Hi @stella!
Yes, this is exactly the setup Sofie does. She explicitly says from the beginning she's going to assume she already has a trained ner
component.
Yes! Sofie used Thinc
for training. You can see the training code here and she carefully explains the code in 8:11 to 18:30 the Thinc model script. She then describes around 22:55 an Overview of the TrainablePipe API and how to implement the custom component. You may not need to know all of the details and can luckily leverage a lot of the project she developed.
I've tried my best to simplify the steps you'd need to do to train your relations component:
1. Clone the rel_component
tutorial
python -m spacy project clone tutorials/rel_component
This step assumes you already have spaCy installed, ideally in a fresh virtual environment.
2. Replace annotations with your data
The simplest approach would be to db-out
your relations annotations and replace assets/annotations.jsonl
with your new file.
3. Modify parse_data.py
based on your unique labels
This is likely the toughest step as you'll need to modify her code a bit.

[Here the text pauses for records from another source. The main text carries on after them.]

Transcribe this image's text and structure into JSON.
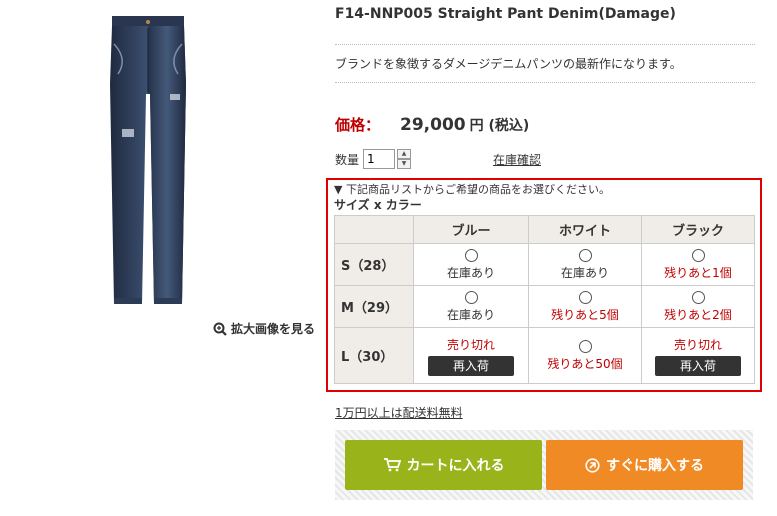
{
  "product": {
    "title": "F14-NNP005 Straight Pant Denim(Damage)",
    "description": "ブランドを象徴するダメージデニムパンツの最新作になります。",
    "zoom_label": "拡大画像を見る"
  },
  "price": {
    "label": "価格：",
    "value": "29,000",
    "unit": "円 (税込)"
  },
  "quantity": {
    "label": "数量",
    "value": "1",
    "stock_check_label": "在庫確認"
  },
  "variants": {
    "instruction": "▼ 下記商品リストからご希望の商品をお選びください。",
    "heading": "サイズ x カラー",
    "colors": [
      "ブルー",
      "ホワイト",
      "ブラック"
    ],
    "rows": [
      {
        "size": "S（28）",
        "cells": [
          {
            "status": "在庫あり",
            "type": "ok"
          },
          {
            "status": "在庫あり",
            "type": "ok"
          },
          {
            "status": "残りあと1個",
            "type": "low"
          }
        ]
      },
      {
        "size": "M（29）",
        "cells": [
          {
            "status": "在庫あり",
            "type": "ok"
          },
          {
            "status": "残りあと5個",
            "type": "low"
          },
          {
            "status": "残りあと2個",
            "type": "low"
          }
        ]
      },
      {
        "size": "L（30）",
        "cells": [
          {
            "status": "売り切れ",
            "type": "soldout",
            "button": "再入荷"
          },
          {
            "status": "残りあと50個",
            "type": "low"
          },
          {
            "status": "売り切れ",
            "type": "soldout",
            "button": "再入荷"
          }
        ]
      }
    ]
  },
  "shipping_note": "1万円以上は配送料無料",
  "buttons": {
    "cart": "カートに入れる",
    "buy_now": "すぐに購入する"
  },
  "colors": {
    "price_red": "#c00000",
    "highlight_border": "#e00000",
    "cart_green": "#99b41a",
    "buy_orange": "#f08a24"
  }
}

Unfortunately, there isn't a data-to-spacy
command for relations as described since there isn't a spaCy component for training relations:
However, Sofie created the script parse_data.py
. You may need to simply modify the code, which is similar to this post:
Also, at the end of that post, here's a related post that has an example of someone who modified parse_data.py
too:
This user used a different tool for annotation, but then modified the parse_data.py
code (see here) to convert the data into a .spacy
format. Hopefully that'll give you enough to modify the script.

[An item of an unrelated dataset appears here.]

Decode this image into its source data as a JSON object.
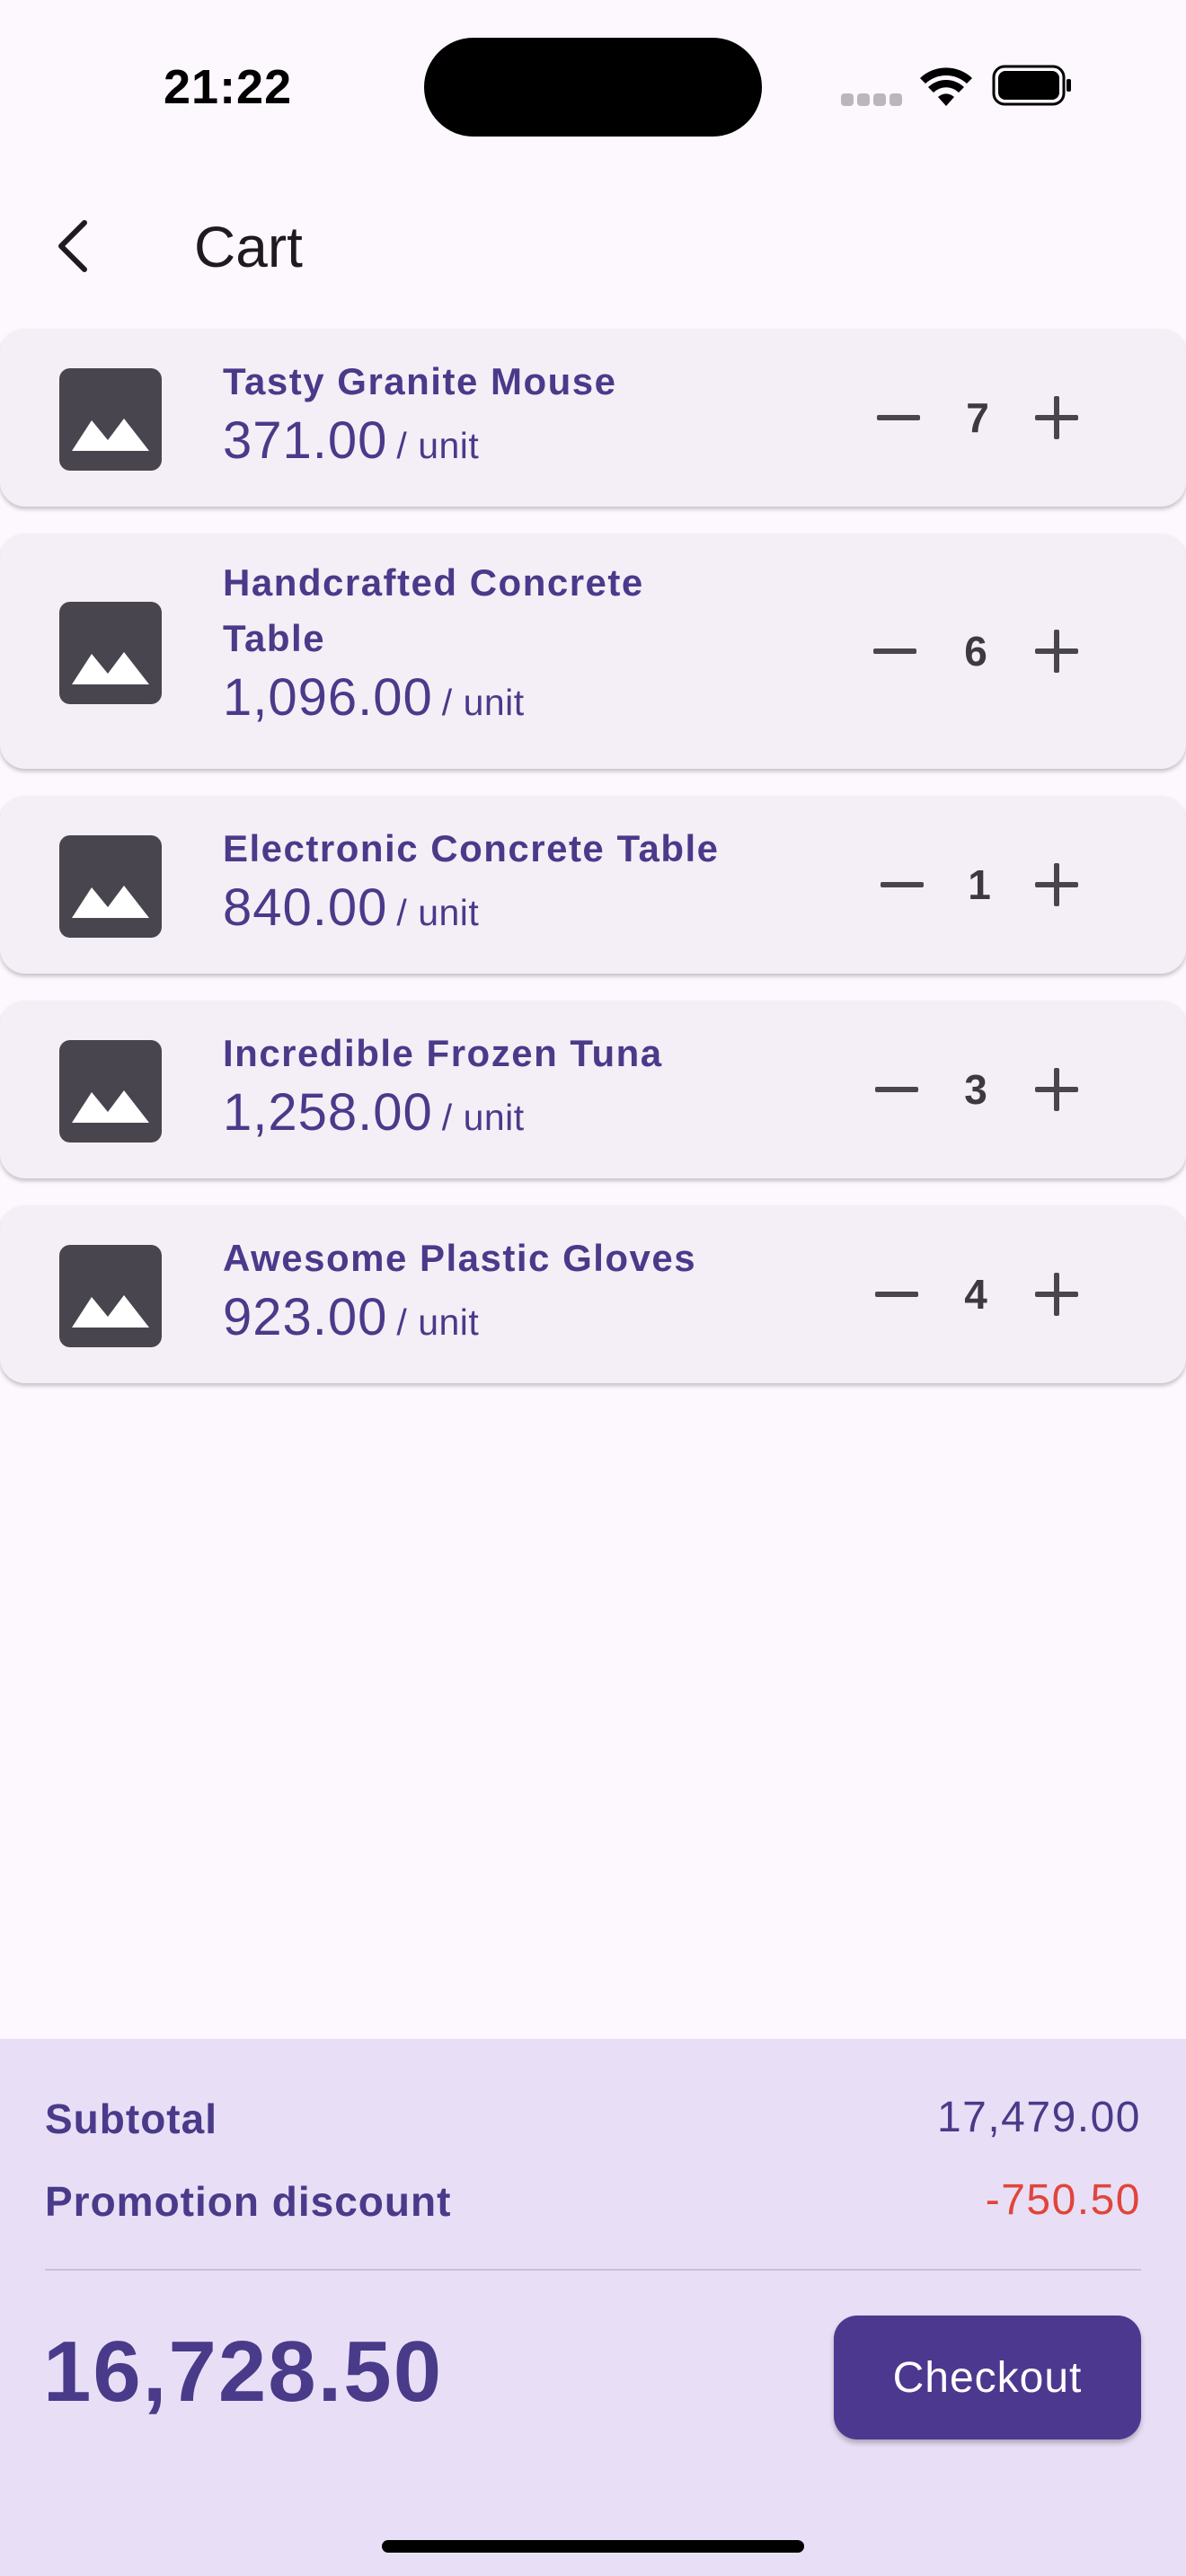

If you're still having difficulty, please provide an example of your data and your attempted script. We can then help coach you.
4. Train model
I recommend starting with cpu
. So if your data is in .spacy
format in the data
folder (like what parse_data.py
does), you can then run spacy train
.
Since this project is setup as a spaCy project, if everything is set up, you can then run:
python -m spacy project run train_cpu
This is essentially just running spacy train
(see project.yml
):
python -m spacy train ${vars.tok2vec_config} --output training --paths.train ${vars.train_file} --paths.dev ${vars.dev_file} -c ./scripts/custom_functions.py
The ${xxx}
are spaCy project variables that are specified in the project.yml
, e.g., ${vars.tok2vec_config}
points to this file:
Recommend to run existing project before on your own data
Before beginning on your own data, I would recommend to run the sample project first on Sofie's data to make sure you have set up everything correctly (e.g., correct spaCy version). This would just two commands:
# assume you have spacy in activated venv
python -m spacy project clone tutorials/rel_component
# this will run the default parse_data, train_cpu, and evaluate commands
python -m spacy project run all
By running just these two commands, you should be able to rebuild Sofie's trained relation extraction component. She discussed this part in 32:10 - 34:00 more in detail, including some background on spaCy projects.
More advanced: adding in transformer
Once you get the cpu running, then I would recommend following Sofie's instructions on training with a transformer. The big difference is you'll need spacy-transformers
installed and be running the transformer config. I highly recommend watching the video from 34:39 - 37:15 where Sofie discusses more about using the transformer for training.
Hope this helps!